Prospekthaftung: Mehrere Handlungsvarianten können Kausalitätsvermutung nicht entkräften
BGH 17.5.2011, II ZR 202/09Der Kläger hatte sich im Jahr 1993 mit 150.000 DM an einem Grundstück-Fonds beteiligt. Die beklagte GmbH war Gründungsgesellschafterin dieses und noch weiterer gleichartiger Fonds. Ihre Anteile wurden mehrheitlich vom Land Berlin gehalten. Die Fonds waren gegründet worden, um Wohnanlagen - größtenteils im sozialen Wohnungsbau - zu errichten und zu vermieten. Die Differenz zwischen der Kostenmiete und der niedrigeren Sozialmiete wurde teilweise durch Aufwendungshilfen des Landes ausgeglichen. Diese Hilfen wurden in einer ersten Förderphase für 15 Jahre ab Bezugsfertigkeit bewilligt. Üblicherweise schloss sich daran eine ebenfalls 15-jährige "Anschlussförderung" an.
Abweichend von dieser Verwaltungsübung beschloss der Berliner Senat allerdings im Jahr 2003 den Verzicht auf die Anschlussförderung für Bauvorhaben, bei denen die Grundförderung nach dem 30.12.2002 endete. Darunter fiel auch der Fonds, an dem sich der Kläger beteiligt hatte. Seither ist der Fonds sanierungsbedürftig.
Infolgedessen machte der Kläger geltend, dass die Beklagte wegen Prospektmängel verpflichtet sei, ihn von sämtlichen Verbindlichkeiten aus der Beteiligung freizustellen, soweit diese seine Steuervorteile und die erhaltenen Ausschüttungen abzüglich der Einlage und des Agios überstiegen, und zwar Zug um Zug gegen Übertragung des Gesellschaftsanteils.

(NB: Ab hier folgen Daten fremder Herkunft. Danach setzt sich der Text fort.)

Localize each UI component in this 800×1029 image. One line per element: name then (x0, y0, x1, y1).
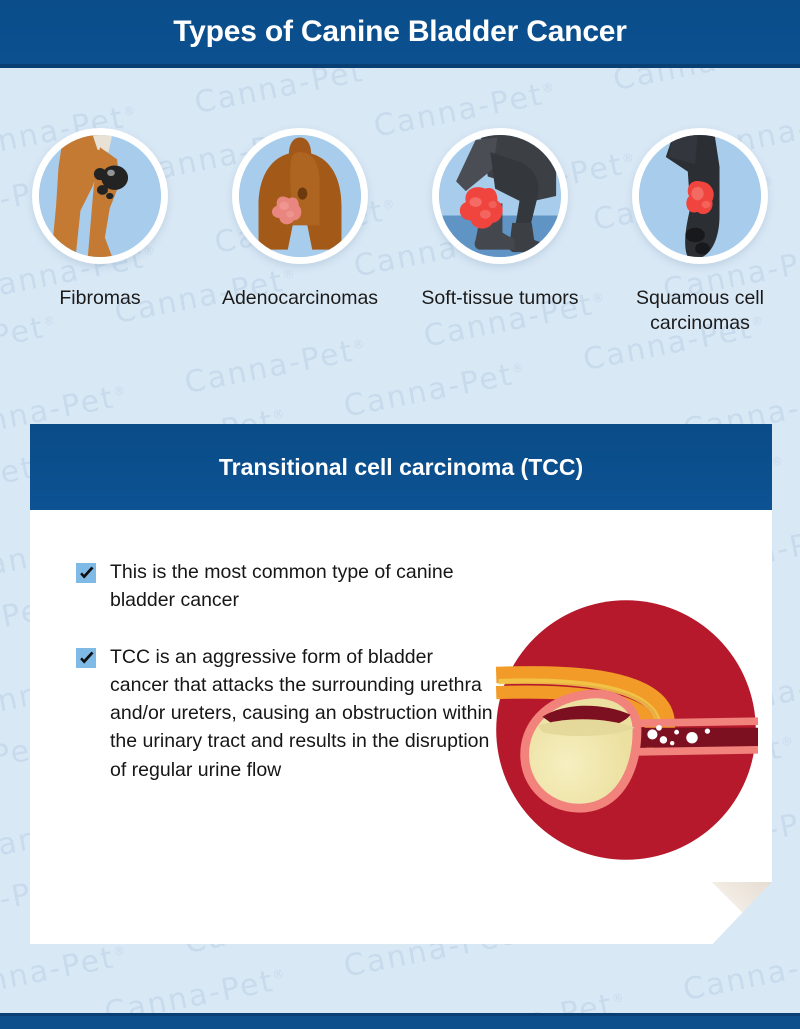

Ferner begehrte er die Feststellung, dass die Beklagte zum Ersatz etwaiger weiterer Schäden verpflichtet sei.
Das LG gab der Klage statt; das KG wies sie ab. Auf die Revision des Klägers hob der BGH das Berufungsurteil auf und wies die Sache zur erneuten Verhandlung und Entscheidung an das KG zurück.
Die Gründe:
Die Annahme des Berufungsgerichts, der Prospektfehler sei für die Beitrittsentscheidung des Klägers nicht ursächlich geworden, hielt der revisionsrechtlichen Prüfung nicht stand.
Die Vorinstanz nahm zu Unrecht an, dass die Kausalitätsvermutung hier nicht eingreife, weil der Kläger bei einer zutreffenden Aufklärung in einen Entscheidungskonflikt geraten wäre, da es nicht nur eine Möglichkeit aufklärungsrichtigen Verhaltens gegeben habe. Denn bei Immobilien, bei denen es vordringlich um Sicherheit, Rentabilität und Inflationsschutz geht, ist das Bestehen von Handlungsvarianten nach ständiger BGH-Rechtsprechung nicht geeignet, die auf der Lebenserfahrung beruhende tatsächliche Vermutung der Ursächlichkeit fehlerhafter Prospektdarstellungen für die Anlageentscheidung zu entkräften. Eine Ausnahme kommt allenfalls bei hochspekulativen Geschäften in Betracht, zu denen die Investition in einen Immobilienfonds jedoch in aller Regel nicht gehört.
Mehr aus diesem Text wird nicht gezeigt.